Retha Warnicke

Retha Warnicke

Retha Marvine Warnicke (born 1939) is an American historian and Professor of History at Arizona State University. Warnicke graduated with a B.A. from Indiana University, magna cum laude, in 1961. She then moved on to Harvard University, where she earned her M.A. and Ph.D. in 1963 and 1969, respectively. During her junior year, she joined Phi Beta Kappa and in her senior year, she was granted the Listenfelt Scholarship, for outstanding Undergraduate History Major, following in 1961 with the Woodrow Wilson Fellowship.

From 1965 to 1966, Professor Warnicke was an instructor at Phoenix College. She went on to teach at Arizona State University (ASU) as a Lecturer from 1966 to 1967. She then left to pursue her Ph.D. before returning to ASU to continue as a Lecturer from 1969 to 1973. Warnicke rose through the ranks to Assistant Professor, then Associate Professor and finally Professor in 1973, 1976 and 1984, respectively. She was the Director of Graduate Studies at the History Department from 1987–1992, and she was Chair of the History Department from 1992-1998.

Professor Warnicke was the first woman hired in the History Department of ASU, and taught the first Women's History course ever offered there. Through her advocacy, lobbying efforts and participation in numerous search committees, the History Department began to add women and minority men to the department – and as a result, the History Department is nearly half female and has a large minority presence. In addition to her efforts in the History Department, Professor Warnicke has also devoted much of her time to affirmative action and faculty rights.

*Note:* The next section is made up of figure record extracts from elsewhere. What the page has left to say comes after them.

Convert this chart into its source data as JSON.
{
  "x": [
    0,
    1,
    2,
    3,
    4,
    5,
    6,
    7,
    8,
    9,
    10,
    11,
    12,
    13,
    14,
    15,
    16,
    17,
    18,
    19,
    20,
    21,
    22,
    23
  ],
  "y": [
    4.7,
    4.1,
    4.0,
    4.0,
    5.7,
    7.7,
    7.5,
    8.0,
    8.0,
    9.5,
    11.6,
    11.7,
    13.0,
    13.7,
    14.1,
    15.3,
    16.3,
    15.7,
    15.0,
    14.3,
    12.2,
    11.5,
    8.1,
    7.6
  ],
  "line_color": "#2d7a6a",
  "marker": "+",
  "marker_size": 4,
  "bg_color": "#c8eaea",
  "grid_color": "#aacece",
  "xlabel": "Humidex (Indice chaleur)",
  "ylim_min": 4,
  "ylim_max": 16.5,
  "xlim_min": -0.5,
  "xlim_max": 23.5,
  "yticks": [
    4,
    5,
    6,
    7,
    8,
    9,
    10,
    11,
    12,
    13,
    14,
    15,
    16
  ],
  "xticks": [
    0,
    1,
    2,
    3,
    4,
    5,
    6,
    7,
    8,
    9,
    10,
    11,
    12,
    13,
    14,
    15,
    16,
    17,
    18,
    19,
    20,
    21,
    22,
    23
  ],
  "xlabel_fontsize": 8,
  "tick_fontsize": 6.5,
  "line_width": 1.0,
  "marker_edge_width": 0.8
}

Professor Warnicke specializes on politics and protocol at the Tudor Court, Gender Issues in the Early Modern Period (1400 - c. 1700) and Jacobean Funerary Rites for Women. She authored numerous articles, including Inventing the Wicked Women of Tudor England: Alice More, Anne Boleyn and Anne Stanhope and Sexual Heresy at the Court of Henry VIII. She is also the author of The Marrying of Anne of Cleves: Royal Protocol in Tudor England, which was published in 2000 by Cambridge. Her most recent book, Mary, Queen of Scots, which was published by Routledge in 2006, has received positive scholarly reviews.

She is best known for her controversial theories over the life of Henry VIII's second wife, Anne Boleyn. These theories were outlined in various articles in the mid-1980s; Anne Boleyn's Childhood and Adolescence and Sexual Heresy at the Court of Henry VIII. The theories were built on and elaborated in her 1989 book The Rise and Fall of Anne Boleyn: Family politics at the court of Henry VIII.